— Я знала, что вы придете, — сказала она своим приятным, спокойным голосом. — Видите, для вас и чашка поставлена.
ГЛАВА XXIII
У Плавицких Поланецкий застал Гонтовского. Молодые люди поздоровались сдержанно, с явным недружелюбием. Гонтовский в тот день чувствовал себя особенно несчастным. Старик Плавицкий, как обычно, подтрунивал над ним — даже больше обычного: он был в отменном расположении духа, рассчитывая на изрядное наследство после кончины Плошовской. Марыню сковывало присутствие Гонтовского, и, скрывая это, она была с ним подчеркнуто любезна и приветлива. Поланецкий же делал вид, будто вовсе его не замечает. Старик Плавицкий ничего, по-видимому, не знал, и Гонтовский боялся, как бы Поланецкий не выдал его, намекнув о ссоре с Машко.
Поланецкий сразу смекнул, что заинтересованный в его молчании «увалень» попал к нему в зависимость, и, хотя ради Машко не стал рассказывать о случившемся, не мог отказать себе в удовольствии подразнить Гонтовского. И принялся впервые после смерти Литки ухаживать в этот вечер за Марыней, что явно доставляло ей удовольствие. Оставив Гонтовского наедине с Плавицким, они прохаживались по комнате и оживленно беседовали. Потом сели возле пальмы, под которой Поланецкий после похорон видел пани Эмилию, и заговорили о поступлении ее в общину сестер. А Гонтовскому казалось, что так ворковать могут разве только обрученные, и он испытывал муки, какие переживает, наверно, лишь душа — и не в чистилище даже, ибо там еще есть надежда, а когда за ней закроются врата с надписью: «Lasciate ogni speranza»[78]. Видя их вот так, рядом, он уверился, что дубраву купил Поланецкий, желая сохранить для Марыни хоть часть Кшеменя, а значит, действовал с ее ведома и согласия. И при мысли, что он натворил, учинив Машко скандал, у него волосы вставали дыбом, и отвечал он Плавицкому невпопад, а то и вовсе нес околесицу, и тот тем откровенней потешался над «провинциалом», который последнего ума лишился в городе. Себя Плавицкий почитал уже варшавянином.

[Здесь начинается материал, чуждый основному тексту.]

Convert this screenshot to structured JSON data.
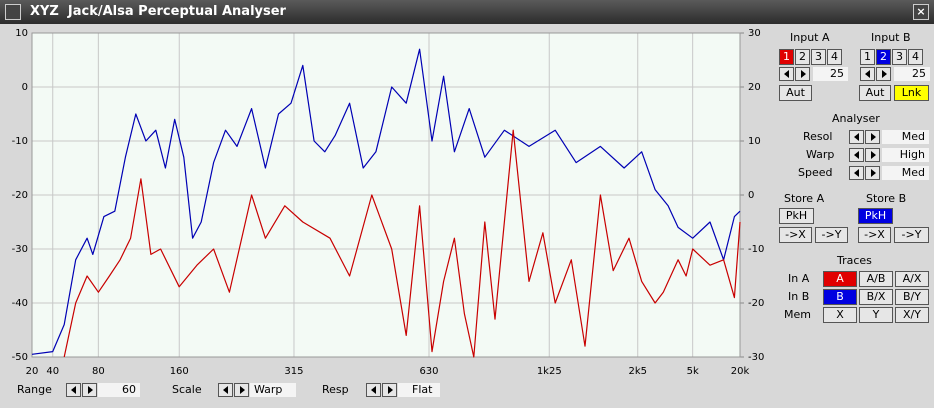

Но настал момент, когда молодые люди остались наедине: Марыня занялась в соседней комнате приготовлением чая, а Плавицкий пошел к себе за сигарой.
— Выйдемте после чая вместе, — воспользовавшись этим, обратился Поланецкий к Гонтовскому, — нам с вами надо потолковать по поводу вашего столкновения с Машко.
— Ладно, — угрюмо буркнул тот, сообразив, что Поланецкий — секундант Машко.
Пришлось выпить чаю, а потом еще довольно долго сидеть — не любивший рано ложиться Плавицкий предложил Гонтовскому сыграть партию в шахматы. Пока они играли, Поланецкий с Марыней опять сели в сторонку и повели оживленный разговор, причиняя этим «увальню» неимоверные страдания.
— Вам, верно, приятен приезд пана Гонтовского, он напоминает Кшемень, — сказал вдруг Поланецкий.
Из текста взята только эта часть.